Opportunities and challenges in Jokowi’s Indonesia
- The parallels between India’s and Indonesia’s heads of state
- Reforming South East Asia’s largest economy
- Finding opportunities amid the change
After a long and tempestuous election campaign, Joko “Jokowi” Widodo was finally sworn in as Indonesia’s new president on 20 October. Hopes are now high that Jokowi can follow in the footsteps of recently elected Indian Prime Minister Modi and rejuvenate his country’s fortunes.
The parallels between the two leaders are hard to ignore. Both came from humble backgrounds (Jokowi was the son of a carpenter; Modi a tea-vendor), and shot to nationwide prominence during highly successful governorships. Further, Jokowi and Modi ran on ambitious, far-reaching and pro-business reform agendas aimed at tackling their countries’ huge but ailing economies. And, lastly, both represented a break from politics as usual, winning support from the rich and poor alike, many of whom were tired of what they saw as ineffectual and, in Indonesia’s case, corrupt ruling elites.
Unlike Mr Modi’s landslide triumph, however, Jokowi’s victory was far from emphatic. So much so, that ex-general Prabowo Subianto, Jokowi’s main rival, only grudgingly admitted defeat after a series of constitutional court rulings. While the men have buried the hatchet - for now - many fear Prabowo, whose coalition controls the majority of seats in the national legislature, could hobble Jokowi’s reform agenda before it begins.
A time to be bold
Jokowi’s first order of business is to tackle Indonesia’s ruinous fuel subsidies programmes. Indonesians enjoy some of the cheapest fuel in South-East Asia – at the cost of 12% of the country’s entire budget. Mr Jokowi has pledged to trim the programme in order to free up money for his comprehensive - and much-needed - healthcare and education projects.

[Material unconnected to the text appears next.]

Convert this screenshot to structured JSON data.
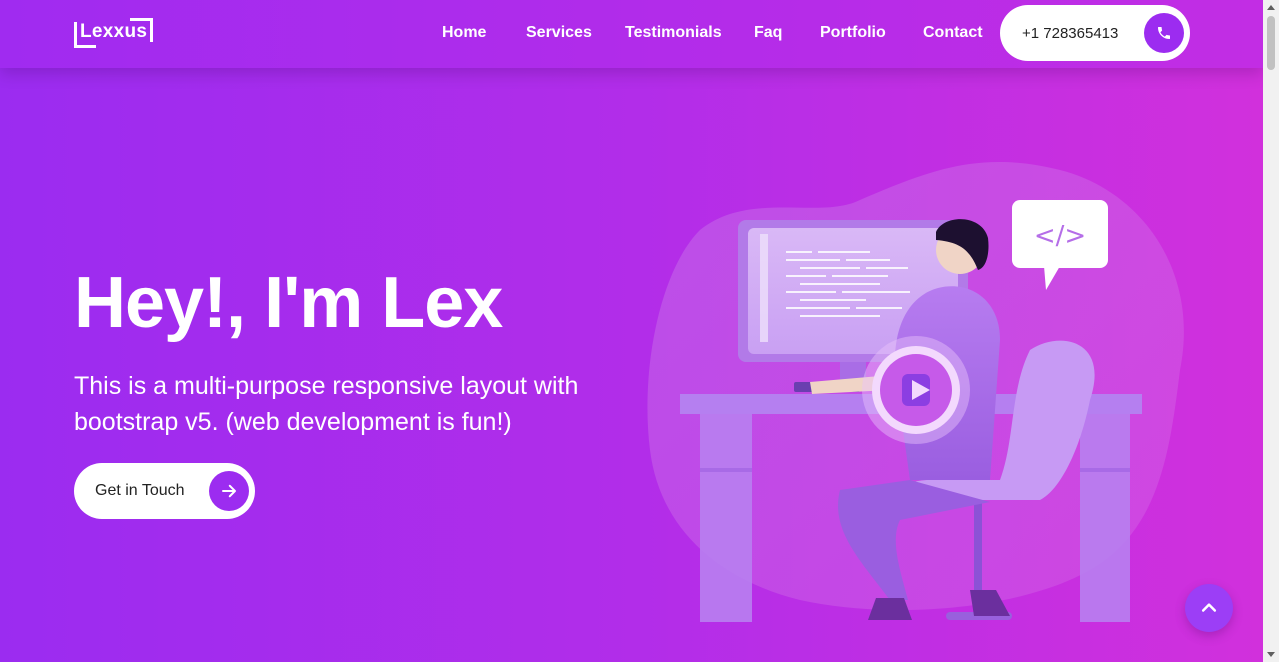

Like Modi, Jokowi has pledged to rebuild his country’s crumbling infrastructure, including new ports, roads and rail-lines. He has also promised to overhaul the country’s dilapidated power network.
Jokowi, meanwhile, plans to lower business costs and improve governance practices. This, according to Moody’s, could raise GDP per capita by 8% by 2019. He also has corruption in his sights, in the hope he can help rebuild confidence and attract foreign investment.
New kid on the block
However, Jokowi faces many challenges. The economy, which is heavily reliant on commodity exports, has stalled as demand from China has waned. Protectionist policies, including several proposed by Jokowi, remain rife. The country’s labour market, meanwhile, is rigid and uncompetitive. There are noted skills shortages in many sectors.

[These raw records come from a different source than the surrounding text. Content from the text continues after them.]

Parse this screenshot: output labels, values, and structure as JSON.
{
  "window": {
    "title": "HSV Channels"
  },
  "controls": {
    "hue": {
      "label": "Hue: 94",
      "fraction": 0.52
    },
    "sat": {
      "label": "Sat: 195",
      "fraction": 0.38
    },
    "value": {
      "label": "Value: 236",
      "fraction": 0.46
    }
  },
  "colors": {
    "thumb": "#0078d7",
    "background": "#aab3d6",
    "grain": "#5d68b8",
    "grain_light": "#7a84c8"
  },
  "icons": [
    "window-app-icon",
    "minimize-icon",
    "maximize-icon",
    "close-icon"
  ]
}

And then there are politics. Jokowi, while popular, is an outsider; the first president not to herald from a political family or the military. His coalition only holds 37% of seats in parliament, meaning he will have to forge alliance in order to make progress with his reforms. This could be difficult given his relative lack of experience.

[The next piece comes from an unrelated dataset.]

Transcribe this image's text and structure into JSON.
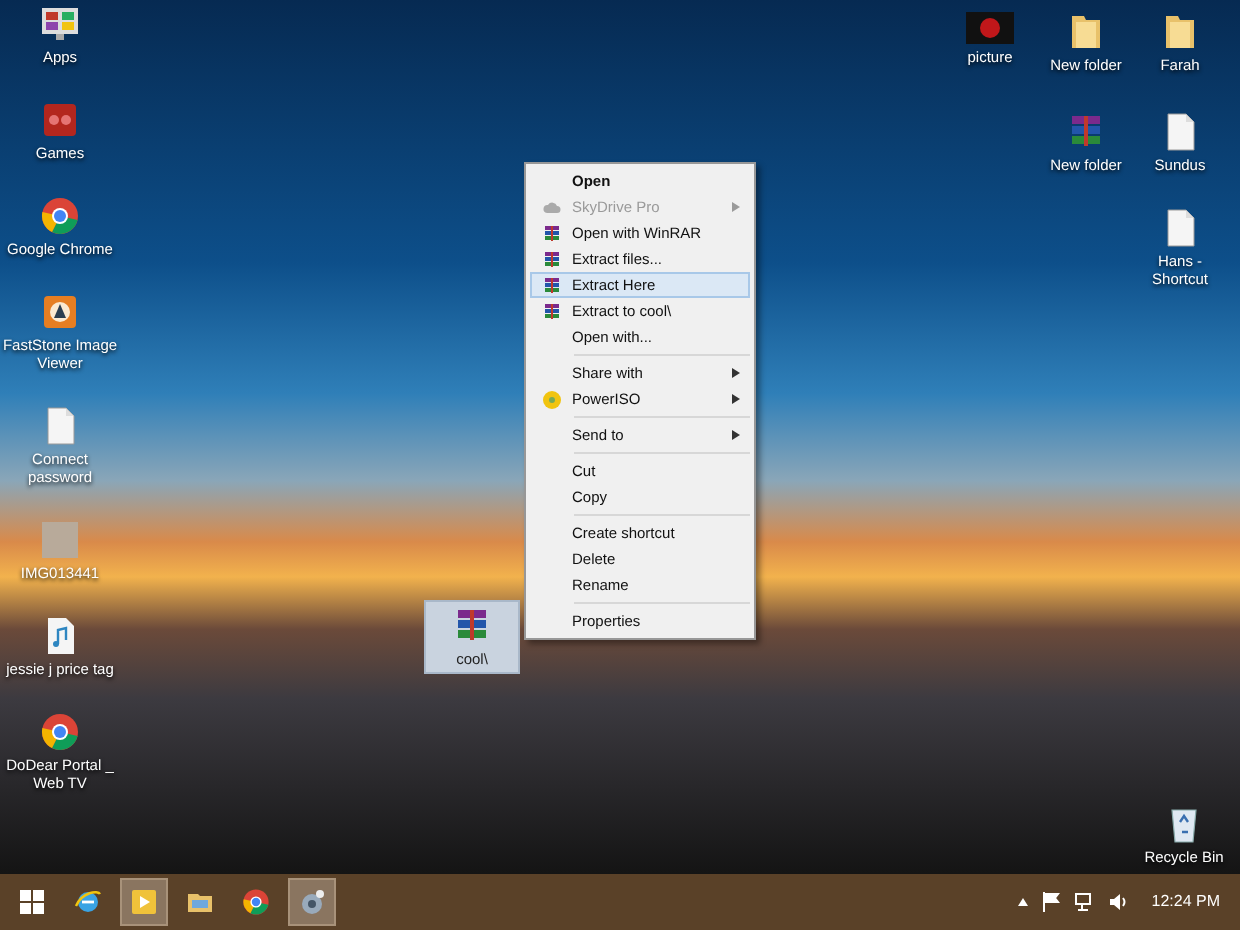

Investors looking for change
What does all this mean for investors? At Standard Life Investments, we look for companies whose potential for positive change is underappreciated by the market.
One firm that fits that description is real estate developer Summarecon Agung. It looks well-placed to benefit from the new government’s infrastructure spending drive, while Jokowi’s pro-business policies should help cut red-tape and kick-start stalled developments. Further, some two million people are moving into urban areas each year, meaning demand for new properties will only grow.
It is investments of this type that we will continue to look for as Jokowi’s bold agenda unfolds.